RANDU
RANDU is a multiplicative linear congruential pseudorandom number generator developed by IBM in 1968 as part of its Scientific Subroutine Library for the System/360 mainframe computers.[1] It generates a sequence of pseudorandom integers using the recurrence relation X_{n+1} = (65539 \times X_n) \mod 2^{31}, where the initial seed X_0 is an odd integer between 1 and $2^{31} - 1, and the output is typically scaled to produce uniform variates in the interval [0, 1) by dividing by $2^{31}.[2] The choice of parameters was optimized for efficient computation on early hardware, leveraging binary shifts and additions to perform the multiplication quickly.[3]

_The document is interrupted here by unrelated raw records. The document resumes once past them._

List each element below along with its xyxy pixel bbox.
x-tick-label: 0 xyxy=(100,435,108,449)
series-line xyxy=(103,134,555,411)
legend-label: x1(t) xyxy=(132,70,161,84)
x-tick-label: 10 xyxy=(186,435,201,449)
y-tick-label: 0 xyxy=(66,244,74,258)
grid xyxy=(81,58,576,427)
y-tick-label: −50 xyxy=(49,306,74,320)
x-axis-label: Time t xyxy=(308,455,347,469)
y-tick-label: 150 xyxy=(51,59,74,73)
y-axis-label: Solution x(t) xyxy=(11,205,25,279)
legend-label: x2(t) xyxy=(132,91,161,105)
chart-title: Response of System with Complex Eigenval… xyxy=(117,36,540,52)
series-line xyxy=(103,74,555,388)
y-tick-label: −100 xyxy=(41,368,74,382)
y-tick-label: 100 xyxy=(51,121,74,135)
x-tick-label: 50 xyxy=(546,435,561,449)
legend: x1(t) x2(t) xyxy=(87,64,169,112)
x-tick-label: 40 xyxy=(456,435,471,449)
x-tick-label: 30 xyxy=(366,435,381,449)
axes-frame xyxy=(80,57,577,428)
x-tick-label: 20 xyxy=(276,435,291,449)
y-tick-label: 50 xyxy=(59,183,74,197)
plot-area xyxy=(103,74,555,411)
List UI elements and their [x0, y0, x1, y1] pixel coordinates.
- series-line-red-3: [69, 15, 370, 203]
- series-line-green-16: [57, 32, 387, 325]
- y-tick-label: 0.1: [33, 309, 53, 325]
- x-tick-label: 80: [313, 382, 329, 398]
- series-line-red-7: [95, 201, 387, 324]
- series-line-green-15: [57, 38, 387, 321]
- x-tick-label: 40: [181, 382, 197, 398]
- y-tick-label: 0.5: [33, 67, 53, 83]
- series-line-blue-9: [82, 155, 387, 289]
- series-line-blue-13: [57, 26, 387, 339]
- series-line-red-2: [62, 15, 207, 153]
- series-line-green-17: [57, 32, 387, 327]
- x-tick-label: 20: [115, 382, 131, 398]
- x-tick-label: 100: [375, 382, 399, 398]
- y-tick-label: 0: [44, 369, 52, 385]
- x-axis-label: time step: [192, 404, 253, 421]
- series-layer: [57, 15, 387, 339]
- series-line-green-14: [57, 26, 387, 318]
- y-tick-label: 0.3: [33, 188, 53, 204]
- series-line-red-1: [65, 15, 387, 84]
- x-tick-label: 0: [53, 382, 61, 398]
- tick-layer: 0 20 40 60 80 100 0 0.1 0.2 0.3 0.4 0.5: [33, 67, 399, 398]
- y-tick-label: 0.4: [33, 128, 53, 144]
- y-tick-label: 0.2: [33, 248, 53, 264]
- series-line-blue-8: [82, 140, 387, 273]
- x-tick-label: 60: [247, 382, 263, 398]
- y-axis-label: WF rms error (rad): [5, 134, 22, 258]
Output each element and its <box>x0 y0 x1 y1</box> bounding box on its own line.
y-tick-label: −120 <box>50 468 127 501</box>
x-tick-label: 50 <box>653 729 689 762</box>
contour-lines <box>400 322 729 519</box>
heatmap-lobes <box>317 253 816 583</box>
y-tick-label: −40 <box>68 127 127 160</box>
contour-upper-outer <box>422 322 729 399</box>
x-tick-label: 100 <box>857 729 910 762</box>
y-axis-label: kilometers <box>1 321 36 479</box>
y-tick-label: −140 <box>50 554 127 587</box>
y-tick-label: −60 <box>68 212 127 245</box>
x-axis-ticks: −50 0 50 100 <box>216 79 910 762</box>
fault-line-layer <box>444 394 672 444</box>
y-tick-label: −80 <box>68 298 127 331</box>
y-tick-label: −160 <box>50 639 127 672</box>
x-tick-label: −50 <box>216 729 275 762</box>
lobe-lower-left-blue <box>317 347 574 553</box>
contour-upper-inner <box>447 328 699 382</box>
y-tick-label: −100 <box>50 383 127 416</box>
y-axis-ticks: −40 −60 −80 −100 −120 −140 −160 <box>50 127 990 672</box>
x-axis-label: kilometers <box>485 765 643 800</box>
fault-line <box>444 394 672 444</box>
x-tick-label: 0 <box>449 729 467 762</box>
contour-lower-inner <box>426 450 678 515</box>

Despite its initial widespread adoption in scientific computing during the 1960s and 1970s—due to its speed and inclusion in IBM's standard libraries—RANDU is now regarded as one of the most flawed pseudorandom number generators ever designed.[4] Its primary defects stem from poor statistical properties, particularly in multidimensional applications; for instance, any three consecutive outputs lie on one of only 15 parallel hyperplanes in three-dimensional space, resulting in highly correlated and non-uniform distributions that can invalidate Monte Carlo simulations and other numerical experiments.[3] This lattice structure arises from the multiplier 65539, which factors algebraically and leads to a short effective period in higher dimensions, as well as dependencies like X_{n+2} = 6X_{n+1} - 9X_n \mod 2^{31}.[2] Although it achieves a period of $2^{29} for odd seeds,[5] these issues prompted its deprecation by the 1980s, with modern systems favoring generators like the Mersenne Twister or well-chosen LCGs with superior spectral properties.[4]
Overview and History
Definition and Purpose
RANDU is a linear congruential generator (LCG), a type of pseudorandom number generator designed to produce sequences of numbers that approximate uniform randomness in the interval [0,1).[1] LCGs form a foundational family of algorithms for pseudorandom number generation, with later variants such as the Park-Miller generator offering refinements for improved statistical properties.[6]
Developed by IBM in the late 1960s for inclusion in their Scientific Subroutine Package (SSP) on mainframe systems, RANDU generates 31-bit integers that are subsequently normalized to floating-point values in [0,1) through division by the modulus $2^{31}.[7] This design prioritized computational efficiency on the resource-constrained hardware of the era, enabling straightforward implementation via integer arithmetic operations like shifts and additions.[1]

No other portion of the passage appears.